Punta dunque il dito su cause interne senza dimenticare però il contesto internazionale, caratterizzato da tensioni e conflitti a livello regionale e globale. Il sottotitolo scelto, Età della guerra, è indicativo di come l’indice ne sia influenzato, soprattutto in paesi già in condizioni politiche ed economiche non ottimali, che ne risentono in modo significativo.

Sottotraccia, nel rapporto si dice che l’indice di democrazia tende a diventare anche un indice di stabilità. Non a caso è sviluppato dall’Economist Intelligence Unit il cui obiettivo ultimo è analizzare il contesto per indirizzare investimenti in contesti favorevoli, e la stabilità è un requisito essenziale.

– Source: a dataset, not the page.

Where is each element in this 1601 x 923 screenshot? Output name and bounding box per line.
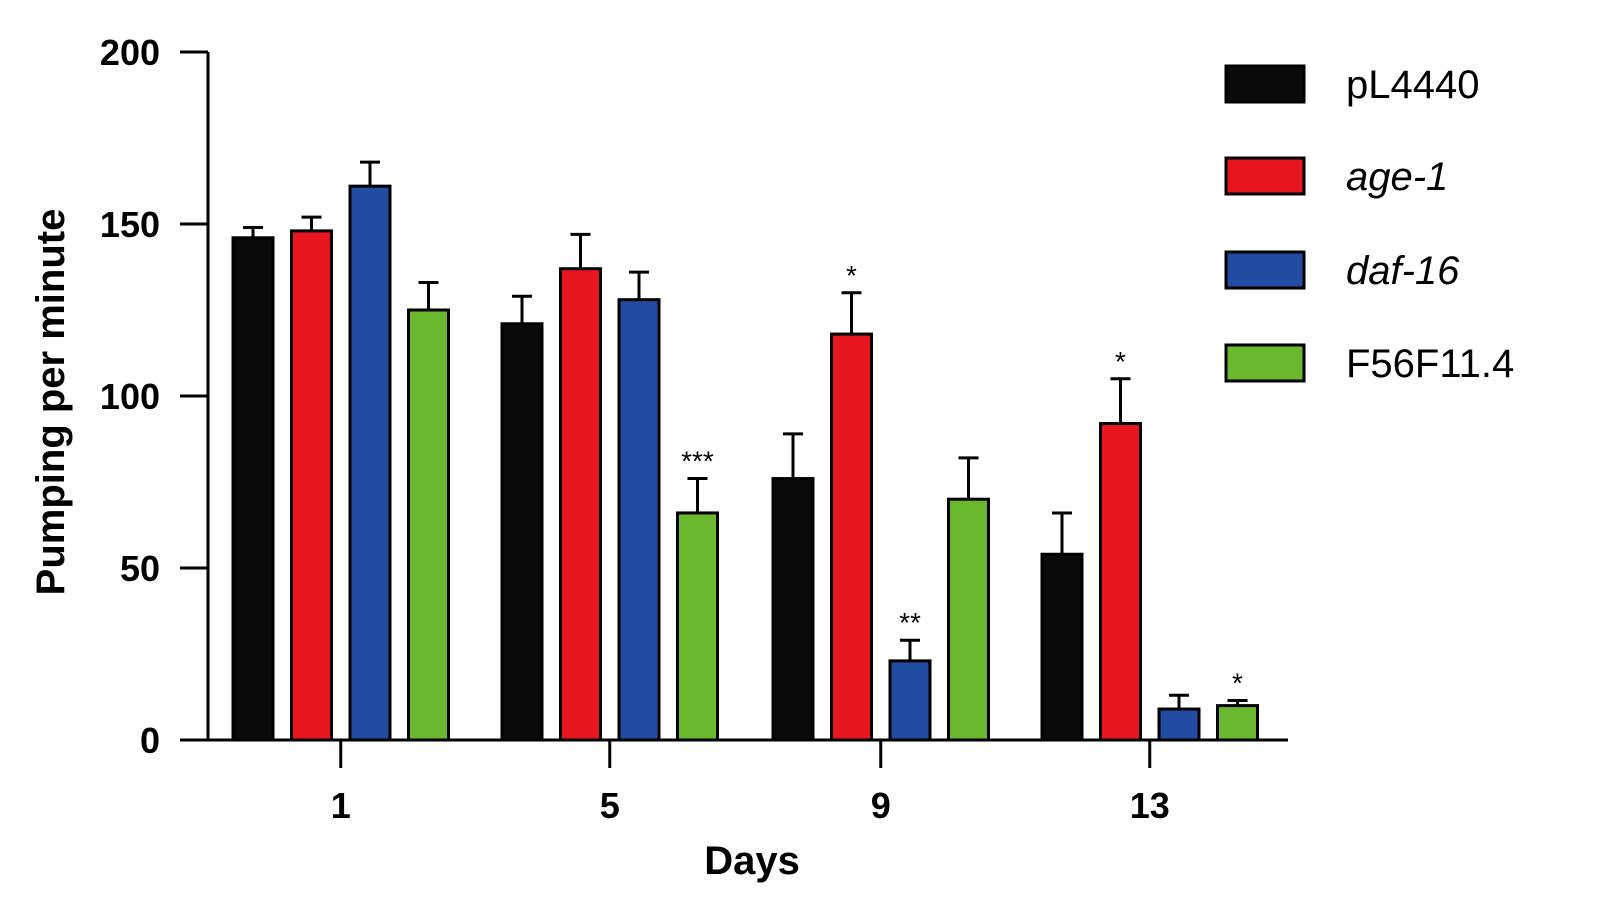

I paesi africani (e quelli mediorientali) non sembrano essere un terreno adatto. Ma l’aumento delle differenze di sviluppo non potrà che creare nuove tensioni, e di conseguenza l’indice di democrazia – nel continente, ma anche globalmente – potrebbe abbassarsi ulteriormente, seguendo il trend degli ultimi anni.

È un circuito di cui stiamo già sperimentando la pericolosità. Pensiamo, ad esempio, alle migrazioni. Dai paesi con indice di democrazia e di sviluppo bassi si muovono masse di migranti; il fenomeno migratorio è tra quelli che fomentano le spinte populiste e sovraniste che stanno mettendo a rischio le democrazie occidentali.

È una spirale che potrebbe cambiare drasticamente il contesto politico e le relazioni internazionali che hanno caratterizzato il mondo, almeno quello occidentale, dalla fine della seconda guerra mondiale.